2) Suppose you have two functions $d(x)$ and $u(x)$ both defined near $q$, with $d(x)\leq u(x)$, and such that there is a direction $v$ such that $d'_{-v}(q)=-1$ and $u'_{v}(q)<1$. Then $d$ is not differentiable at $q$. Indeed, if $d$ is differentiable then $Dd(q)$ exists and $d'_{v}(q)=Dd(q)[v]=-Dd(q)[-v]=-d'_{-v}(q)=-(-1)=1$, but since $u\leq q$ we must have $u'_v(q)=\lim_{t\to 0+} \frac{u(q+tv)-u(q)}{t}\geq \lim_{t\to 0+} \frac{d(q+tv)-d(q)}{t}=d'_v(q)=1$. Thus either $u'_v(q)$ does not exist or $u'_v(q)\geq 1$.
(Geometrically, if $d$ is differentiable at $q$, then the graph of $d$ would have a tangent plane at $(q, d(q))$ and directional derivatives of $d$ would be the slopes of tangent lines lying in this tangent plane.
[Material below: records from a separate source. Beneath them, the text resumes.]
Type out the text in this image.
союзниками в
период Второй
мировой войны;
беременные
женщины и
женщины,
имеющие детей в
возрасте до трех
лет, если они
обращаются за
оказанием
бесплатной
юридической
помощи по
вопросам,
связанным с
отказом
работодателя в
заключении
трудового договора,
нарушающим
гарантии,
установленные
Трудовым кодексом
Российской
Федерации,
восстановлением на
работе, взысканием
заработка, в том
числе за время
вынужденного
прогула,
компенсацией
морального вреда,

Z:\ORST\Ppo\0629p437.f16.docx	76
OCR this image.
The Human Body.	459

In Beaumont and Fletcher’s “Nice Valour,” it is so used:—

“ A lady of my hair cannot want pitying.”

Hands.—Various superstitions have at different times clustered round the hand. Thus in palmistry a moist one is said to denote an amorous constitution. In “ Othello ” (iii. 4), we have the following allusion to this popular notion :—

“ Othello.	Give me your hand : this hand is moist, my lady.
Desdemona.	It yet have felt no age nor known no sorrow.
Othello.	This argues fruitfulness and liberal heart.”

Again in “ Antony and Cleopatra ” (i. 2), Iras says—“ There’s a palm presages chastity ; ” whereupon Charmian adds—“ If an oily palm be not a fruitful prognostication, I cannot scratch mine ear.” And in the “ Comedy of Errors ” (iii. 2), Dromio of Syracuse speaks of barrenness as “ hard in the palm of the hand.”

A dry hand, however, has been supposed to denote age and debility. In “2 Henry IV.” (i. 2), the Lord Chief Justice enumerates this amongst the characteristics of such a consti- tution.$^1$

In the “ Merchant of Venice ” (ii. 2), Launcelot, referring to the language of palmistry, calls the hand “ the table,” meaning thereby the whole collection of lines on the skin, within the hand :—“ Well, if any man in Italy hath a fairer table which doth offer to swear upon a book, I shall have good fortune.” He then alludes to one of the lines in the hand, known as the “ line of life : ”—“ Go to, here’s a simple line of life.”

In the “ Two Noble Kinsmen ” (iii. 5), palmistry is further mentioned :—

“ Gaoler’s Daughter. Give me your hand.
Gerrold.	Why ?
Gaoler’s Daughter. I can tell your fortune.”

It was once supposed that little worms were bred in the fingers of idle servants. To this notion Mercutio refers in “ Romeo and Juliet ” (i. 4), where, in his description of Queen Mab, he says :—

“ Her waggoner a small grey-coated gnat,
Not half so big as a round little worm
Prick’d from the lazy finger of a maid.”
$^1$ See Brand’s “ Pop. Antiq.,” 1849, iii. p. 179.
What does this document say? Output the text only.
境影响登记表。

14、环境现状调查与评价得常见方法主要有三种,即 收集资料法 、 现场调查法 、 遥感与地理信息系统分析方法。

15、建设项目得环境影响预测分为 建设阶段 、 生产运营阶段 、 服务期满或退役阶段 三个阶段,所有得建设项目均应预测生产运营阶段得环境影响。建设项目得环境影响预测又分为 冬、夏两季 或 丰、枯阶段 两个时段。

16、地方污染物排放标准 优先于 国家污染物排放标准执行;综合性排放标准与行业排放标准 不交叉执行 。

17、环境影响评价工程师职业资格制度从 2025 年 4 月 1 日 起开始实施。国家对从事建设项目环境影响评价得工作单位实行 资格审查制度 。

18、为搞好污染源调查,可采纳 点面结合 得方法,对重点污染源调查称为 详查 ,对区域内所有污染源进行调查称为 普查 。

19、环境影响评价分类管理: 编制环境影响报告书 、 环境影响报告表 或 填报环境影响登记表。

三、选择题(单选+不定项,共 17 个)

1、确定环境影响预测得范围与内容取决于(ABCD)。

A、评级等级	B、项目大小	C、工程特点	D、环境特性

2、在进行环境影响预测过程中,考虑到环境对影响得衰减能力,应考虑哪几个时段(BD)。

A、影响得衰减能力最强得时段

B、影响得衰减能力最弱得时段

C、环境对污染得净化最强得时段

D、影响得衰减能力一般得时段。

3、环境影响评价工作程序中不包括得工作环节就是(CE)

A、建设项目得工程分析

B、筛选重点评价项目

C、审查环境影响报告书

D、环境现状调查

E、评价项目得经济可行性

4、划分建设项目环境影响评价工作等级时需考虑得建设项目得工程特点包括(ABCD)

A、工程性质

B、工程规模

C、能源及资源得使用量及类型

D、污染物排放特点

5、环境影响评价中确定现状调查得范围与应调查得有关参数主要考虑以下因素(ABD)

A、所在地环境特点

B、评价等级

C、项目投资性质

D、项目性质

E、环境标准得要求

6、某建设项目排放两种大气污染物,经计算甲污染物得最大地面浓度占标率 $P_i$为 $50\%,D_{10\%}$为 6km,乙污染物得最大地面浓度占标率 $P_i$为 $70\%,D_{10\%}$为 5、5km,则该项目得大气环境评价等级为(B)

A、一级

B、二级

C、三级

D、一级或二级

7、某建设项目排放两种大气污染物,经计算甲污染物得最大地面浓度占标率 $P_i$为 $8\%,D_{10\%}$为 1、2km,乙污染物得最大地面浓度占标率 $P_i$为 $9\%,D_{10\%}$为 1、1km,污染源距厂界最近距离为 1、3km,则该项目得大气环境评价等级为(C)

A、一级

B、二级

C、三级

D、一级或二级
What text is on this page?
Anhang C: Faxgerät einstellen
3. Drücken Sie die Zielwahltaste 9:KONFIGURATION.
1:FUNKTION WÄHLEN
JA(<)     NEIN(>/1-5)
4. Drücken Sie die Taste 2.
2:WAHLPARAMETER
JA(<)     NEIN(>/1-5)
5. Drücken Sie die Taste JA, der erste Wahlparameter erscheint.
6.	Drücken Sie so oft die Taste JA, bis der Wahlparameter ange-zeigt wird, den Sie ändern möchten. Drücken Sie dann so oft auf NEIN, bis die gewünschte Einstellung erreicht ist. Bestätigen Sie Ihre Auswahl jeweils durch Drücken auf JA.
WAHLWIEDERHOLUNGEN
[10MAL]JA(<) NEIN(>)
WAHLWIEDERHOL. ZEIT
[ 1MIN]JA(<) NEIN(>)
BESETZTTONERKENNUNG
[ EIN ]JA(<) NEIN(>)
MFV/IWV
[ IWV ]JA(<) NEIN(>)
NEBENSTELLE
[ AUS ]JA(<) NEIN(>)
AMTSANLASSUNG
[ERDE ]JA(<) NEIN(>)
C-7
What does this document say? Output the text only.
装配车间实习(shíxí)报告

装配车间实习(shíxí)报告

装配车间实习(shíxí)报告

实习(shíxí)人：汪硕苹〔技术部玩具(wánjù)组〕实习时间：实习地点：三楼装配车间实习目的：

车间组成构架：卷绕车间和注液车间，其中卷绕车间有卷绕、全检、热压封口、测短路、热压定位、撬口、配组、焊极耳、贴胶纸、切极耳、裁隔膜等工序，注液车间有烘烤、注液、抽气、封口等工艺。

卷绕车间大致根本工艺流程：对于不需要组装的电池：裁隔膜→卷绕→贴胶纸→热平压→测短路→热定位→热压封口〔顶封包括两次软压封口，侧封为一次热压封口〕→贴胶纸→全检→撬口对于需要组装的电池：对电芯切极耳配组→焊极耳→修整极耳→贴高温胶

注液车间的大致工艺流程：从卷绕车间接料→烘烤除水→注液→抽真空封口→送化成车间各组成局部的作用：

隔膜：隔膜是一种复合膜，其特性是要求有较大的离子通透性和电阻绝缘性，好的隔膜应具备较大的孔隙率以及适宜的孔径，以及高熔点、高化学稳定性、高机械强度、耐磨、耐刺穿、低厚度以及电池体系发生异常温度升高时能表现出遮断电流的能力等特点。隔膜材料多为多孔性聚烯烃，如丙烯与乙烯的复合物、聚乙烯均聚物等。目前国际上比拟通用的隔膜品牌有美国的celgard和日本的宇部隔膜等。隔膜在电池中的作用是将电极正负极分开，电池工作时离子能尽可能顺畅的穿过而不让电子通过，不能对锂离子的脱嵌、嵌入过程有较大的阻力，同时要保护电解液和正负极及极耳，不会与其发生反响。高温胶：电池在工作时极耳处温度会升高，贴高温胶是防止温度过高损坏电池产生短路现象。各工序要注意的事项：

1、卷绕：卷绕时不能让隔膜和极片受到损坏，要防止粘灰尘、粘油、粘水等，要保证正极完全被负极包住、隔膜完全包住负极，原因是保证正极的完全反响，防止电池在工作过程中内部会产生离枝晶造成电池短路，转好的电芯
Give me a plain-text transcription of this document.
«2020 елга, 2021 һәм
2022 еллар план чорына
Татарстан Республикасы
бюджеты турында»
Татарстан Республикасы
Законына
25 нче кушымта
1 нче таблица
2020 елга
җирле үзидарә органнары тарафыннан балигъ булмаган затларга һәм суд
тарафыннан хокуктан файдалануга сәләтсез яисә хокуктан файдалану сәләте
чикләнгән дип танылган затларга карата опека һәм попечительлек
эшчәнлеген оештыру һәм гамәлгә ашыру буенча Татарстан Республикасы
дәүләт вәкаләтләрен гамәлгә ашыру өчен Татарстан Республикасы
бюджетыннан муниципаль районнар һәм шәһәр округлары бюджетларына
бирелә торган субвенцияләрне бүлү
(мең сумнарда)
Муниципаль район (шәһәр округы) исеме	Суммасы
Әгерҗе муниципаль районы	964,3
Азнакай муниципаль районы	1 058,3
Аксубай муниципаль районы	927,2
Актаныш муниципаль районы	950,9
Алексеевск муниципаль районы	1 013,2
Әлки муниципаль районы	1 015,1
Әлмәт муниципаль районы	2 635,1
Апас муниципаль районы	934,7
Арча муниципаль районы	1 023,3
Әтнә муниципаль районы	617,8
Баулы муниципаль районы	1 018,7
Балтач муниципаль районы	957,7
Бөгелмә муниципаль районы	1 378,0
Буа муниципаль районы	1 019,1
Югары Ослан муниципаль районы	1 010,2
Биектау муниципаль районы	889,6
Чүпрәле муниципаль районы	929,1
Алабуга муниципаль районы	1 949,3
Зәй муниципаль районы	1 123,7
If $u\geq d$ the slopes for $u$ are higher than the slopes for $d$. If in some direction the slope for $d$ is $-1$, i.e. the opposite direction slope is $+1$, then the slope of $u$ in that direction would have to be at least $1$ as well.)
1) Not a full answer: In Fermi coordinates adapted to the geodesic $g_1$ (blue in your picture) the metric is standard to second order near $g_1$ and Christoffel symbols vanish on $g_1$ (see https://en.wikipedia.org/wiki/Fermi_coordinates and the reference therein). These coordinates define a map from a neighborhood of $g_1$ to a solid cylinder in $\mathbb{R}^n$ mapping $q_1$ to the axis of the cylinder and this map is "close to an isometry". In the Eucleidean space the theorem of cosines applied to the straight segments in the configuration as in the picture gives $d_{Euclidean}=\sqrt{{\varepsilon}^2+\tau^2+2\varepsilon\tau \cos \omega}$. Of course the point is to understand why the Fermi conditions imply that this formula still holds with error which is $O(\tau^2)$ in the original Riemannian manifold.